Relatedly, the scientific community will likely benefit from seeing this recipe spelled out, as it's far easier to get access to a large number of GPUs in the open science community than it is in private industry. I could easily see an ambitious graduate student wanting to train a novel LLM at scale, having a healthy allocation on Frontier, and accidentally training in a way that leaves the GPUs idle for 90% of the time.

DeepHyper also sounds like a handy tool for figuring out the exact partitioning of each model layer, across model layers, and across the training dataset during scale-up testing. Regardless of if it's training an AI model or running a massive simulation, the work required to figure out the optimal way to launch the full-scale job is tedious, and the paper shows that DeepHyper helps short-circuit a lot of the trial-and-error that is usually required.
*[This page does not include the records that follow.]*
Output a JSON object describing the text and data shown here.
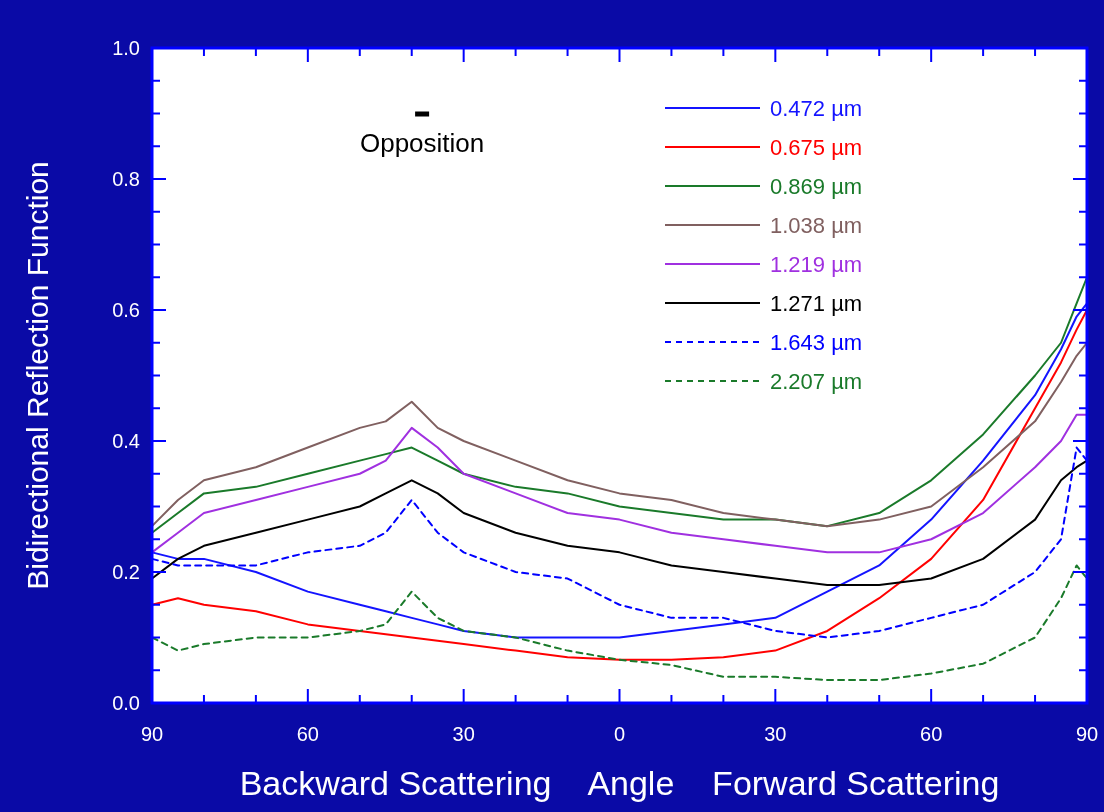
{
  "chart_data": {
    "type": "line",
    "xlabel": "Backward Scattering    Angle    Forward Scattering",
    "ylabel": "Bidirectional Reflection Function",
    "x": [
      -90,
      -85,
      -80,
      -70,
      -60,
      -50,
      -45,
      -40,
      -35,
      -30,
      -20,
      -10,
      0,
      10,
      20,
      30,
      40,
      50,
      60,
      70,
      80,
      85,
      88,
      90
    ],
    "xlim": [
      -90,
      90
    ],
    "xticks": [
      {
        "value": -90,
        "label": "90"
      },
      {
        "value": -80,
        "label": null
      },
      {
        "value": -70,
        "label": null
      },
      {
        "value": -60,
        "label": "60"
      },
      {
        "value": -50,
        "label": null
      },
      {
        "value": -40,
        "label": null
      },
      {
        "value": -30,
        "label": "30"
      },
      {
        "value": -20,
        "label": null
      },
      {
        "value": -10,
        "label": null
      },
      {
        "value": 0,
        "label": "0"
      },
      {
        "value": 10,
        "label": null
      },
      {
        "value": 20,
        "label": null
      },
      {
        "value": 30,
        "label": "30"
      },
      {
        "value": 40,
        "label": null
      },
      {
        "value": 50,
        "label": null
      },
      {
        "value": 60,
        "label": "60"
      },
      {
        "value": 70,
        "label": null
      },
      {
        "value": 80,
        "label": null
      },
      {
        "value": 90,
        "label": "90"
      }
    ],
    "ylim": [
      0,
      1
    ],
    "yticks": [
      {
        "value": 0,
        "label": "0.0"
      },
      {
        "value": 0.05,
        "label": null
      },
      {
        "value": 0.1,
        "label": null
      },
      {
        "value": 0.15,
        "label": null
      },
      {
        "value": 0.2,
        "label": "0.2"
      },
      {
        "value": 0.25,
        "label": null
      },
      {
        "value": 0.3,
        "label": null
      },
      {
        "value": 0.35,
        "label": null
      },
      {
        "value": 0.4,
        "label": "0.4"
      },
      {
        "value": 0.45,
        "label": null
      },
      {
        "value": 0.5,
        "label": null
      },
      {
        "value": 0.55,
        "label": null
      },
      {
        "value": 0.6,
        "label": "0.6"
      },
      {
        "value": 0.65,
        "label": null
      },
      {
        "value": 0.7,
        "label": null
      },
      {
        "value": 0.75,
        "label": null
      },
      {
        "value": 0.8,
        "label": "0.8"
      },
      {
        "value": 0.85,
        "label": null
      },
      {
        "value": 0.9,
        "label": null
      },
      {
        "value": 0.95,
        "label": null
      },
      {
        "value": 1,
        "label": "1.0"
      }
    ],
    "legend": "top right",
    "grid": false,
    "marker": "none",
    "annotations": [
      {
        "text": "Opposition",
        "x": -38,
        "y": 0.9
      }
    ],
    "series": [
      {
        "name": "0.472 µm",
        "color": "#1414ff",
        "line_style": "solid",
        "values": [
          0.23,
          0.22,
          0.22,
          0.2,
          0.17,
          0.15,
          0.14,
          0.13,
          0.12,
          0.11,
          0.1,
          0.1,
          0.1,
          0.11,
          0.12,
          0.13,
          0.17,
          0.21,
          0.28,
          0.37,
          0.47,
          0.54,
          0.59,
          0.61
        ]
      },
      {
        "name": "0.675 µm",
        "color": "#ff0000",
        "line_style": "solid",
        "values": [
          0.15,
          0.16,
          0.15,
          0.14,
          0.12,
          0.11,
          0.105,
          0.1,
          0.095,
          0.09,
          0.08,
          0.07,
          0.066,
          0.066,
          0.07,
          0.08,
          0.11,
          0.16,
          0.22,
          0.31,
          0.45,
          0.52,
          0.57,
          0.6
        ]
      },
      {
        "name": "0.869 µm",
        "color": "#1a7a2a",
        "line_style": "solid",
        "values": [
          0.26,
          0.29,
          0.32,
          0.33,
          0.35,
          0.37,
          0.38,
          0.39,
          0.37,
          0.35,
          0.33,
          0.32,
          0.3,
          0.29,
          0.28,
          0.28,
          0.27,
          0.29,
          0.34,
          0.41,
          0.5,
          0.55,
          0.61,
          0.65
        ]
      },
      {
        "name": "1.038 µm",
        "color": "#806060",
        "line_style": "solid",
        "values": [
          0.27,
          0.31,
          0.34,
          0.36,
          0.39,
          0.42,
          0.43,
          0.46,
          0.42,
          0.4,
          0.37,
          0.34,
          0.32,
          0.31,
          0.29,
          0.28,
          0.27,
          0.28,
          0.3,
          0.36,
          0.43,
          0.49,
          0.53,
          0.55
        ]
      },
      {
        "name": "1.219 µm",
        "color": "#a030e0",
        "line_style": "solid",
        "values": [
          0.23,
          0.26,
          0.29,
          0.31,
          0.33,
          0.35,
          0.37,
          0.42,
          0.39,
          0.35,
          0.32,
          0.29,
          0.28,
          0.26,
          0.25,
          0.24,
          0.23,
          0.23,
          0.25,
          0.29,
          0.36,
          0.4,
          0.44,
          0.44
        ]
      },
      {
        "name": "1.271 µm",
        "color": "#000000",
        "line_style": "solid",
        "values": [
          0.19,
          0.22,
          0.24,
          0.26,
          0.28,
          0.3,
          0.32,
          0.34,
          0.32,
          0.29,
          0.26,
          0.24,
          0.23,
          0.21,
          0.2,
          0.19,
          0.18,
          0.18,
          0.19,
          0.22,
          0.28,
          0.34,
          0.36,
          0.37
        ]
      },
      {
        "name": "1.643 µm",
        "color": "#0000ff",
        "line_style": "dashed",
        "values": [
          0.22,
          0.21,
          0.21,
          0.21,
          0.23,
          0.24,
          0.26,
          0.31,
          0.26,
          0.23,
          0.2,
          0.19,
          0.15,
          0.13,
          0.13,
          0.11,
          0.1,
          0.11,
          0.13,
          0.15,
          0.2,
          0.25,
          0.39,
          0.37
        ]
      },
      {
        "name": "2.207 µm",
        "color": "#1a7a2a",
        "line_style": "dashed",
        "values": [
          0.1,
          0.08,
          0.09,
          0.1,
          0.1,
          0.11,
          0.12,
          0.17,
          0.13,
          0.11,
          0.1,
          0.08,
          0.066,
          0.058,
          0.04,
          0.04,
          0.035,
          0.035,
          0.045,
          0.06,
          0.1,
          0.16,
          0.21,
          0.19
        ]
      }
    ]
  }
}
How impactful was the demonstration of training a trillion-parameter LLM on Frontier? I'd say "very."

Sure, running training on a generic, decoder-only, trillion-parameter LLM by itself isn't new or novel; for example, a 30-trillion-parameter model went through a similar process using only 512 Volta GPUs back in 2021. However, to date, these hero demonstrations have exclusively run on NVIDIA GPUs. What this study really shows is that you can train massive LLMs with good efficiency using an entirely NVIDIA-free supercomputer:

  1. AMD GPUs are on the same footing as NVIDIA GPUs for training.
  2. Cray Slingshot in a dragonfly is just as capable as NVIDIA InfiniBand in a fat tree.
  3. NVIDIA's software ecosystem, while far ahead of AMD's in many regards, isn't a moat since the authors could port DeepSpeed to their AMD environment.
  4. All of the algorithmic research towards scaling out training, while done using NVIDIA technologies, is transferable to other high-throughput computing technology stacks.

What's more, the fact that this paper largely used existing software like Megatron-DeepSpeed instead of creating their own speaks to how straightforward it is to get started on AMD GPUs. No heroic effort in software engineering or algorithmic development seemed to be required, and after reading this paper, I felt like you don't need an army of researchers at a national lab to make productive use of AMD GPUs for training huge LLMs.
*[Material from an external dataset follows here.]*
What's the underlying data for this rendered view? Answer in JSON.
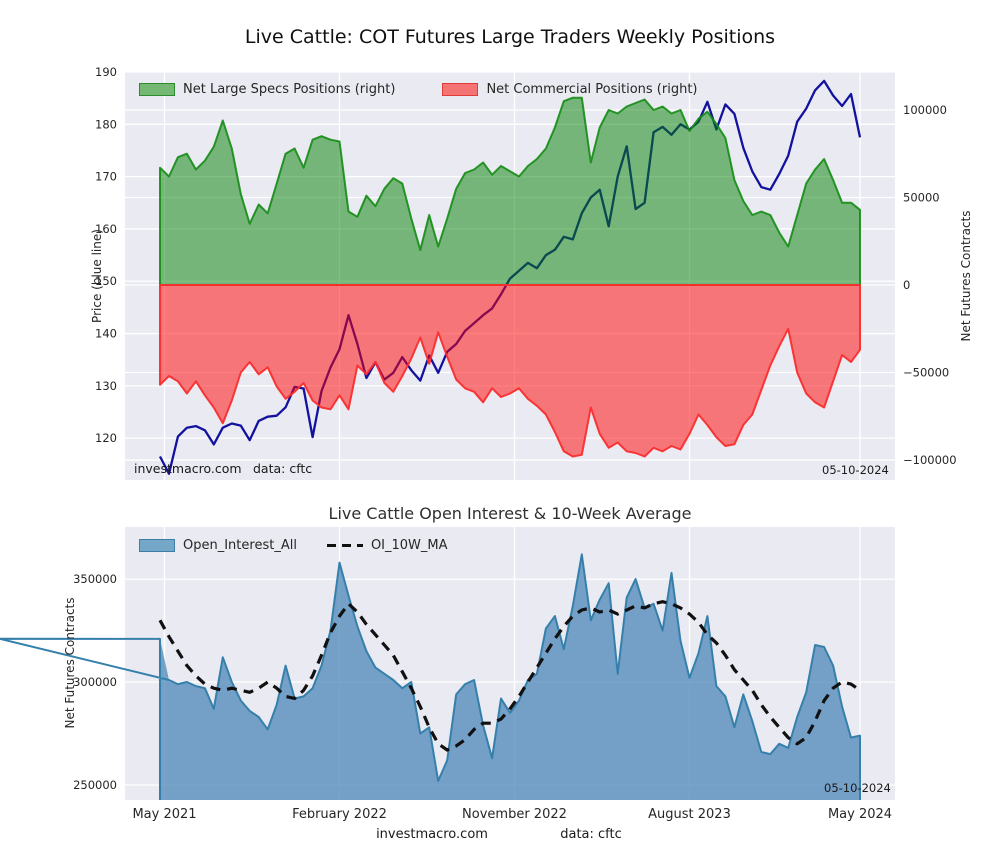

With luck, the impact of this paper (and the work that will undoubtedly follow on Frontier) is that there will be credible competition in the AI infrastructure space. Though it might not relieve the supply constraints that make getting NVIDIA GPUs difficult, you might not need to wait in NVIDIA's line if you're primarily interested in LLM training. Frontier represents a credible alternative architecture, based on AMD GPUs and Slingshot, that can get the job done.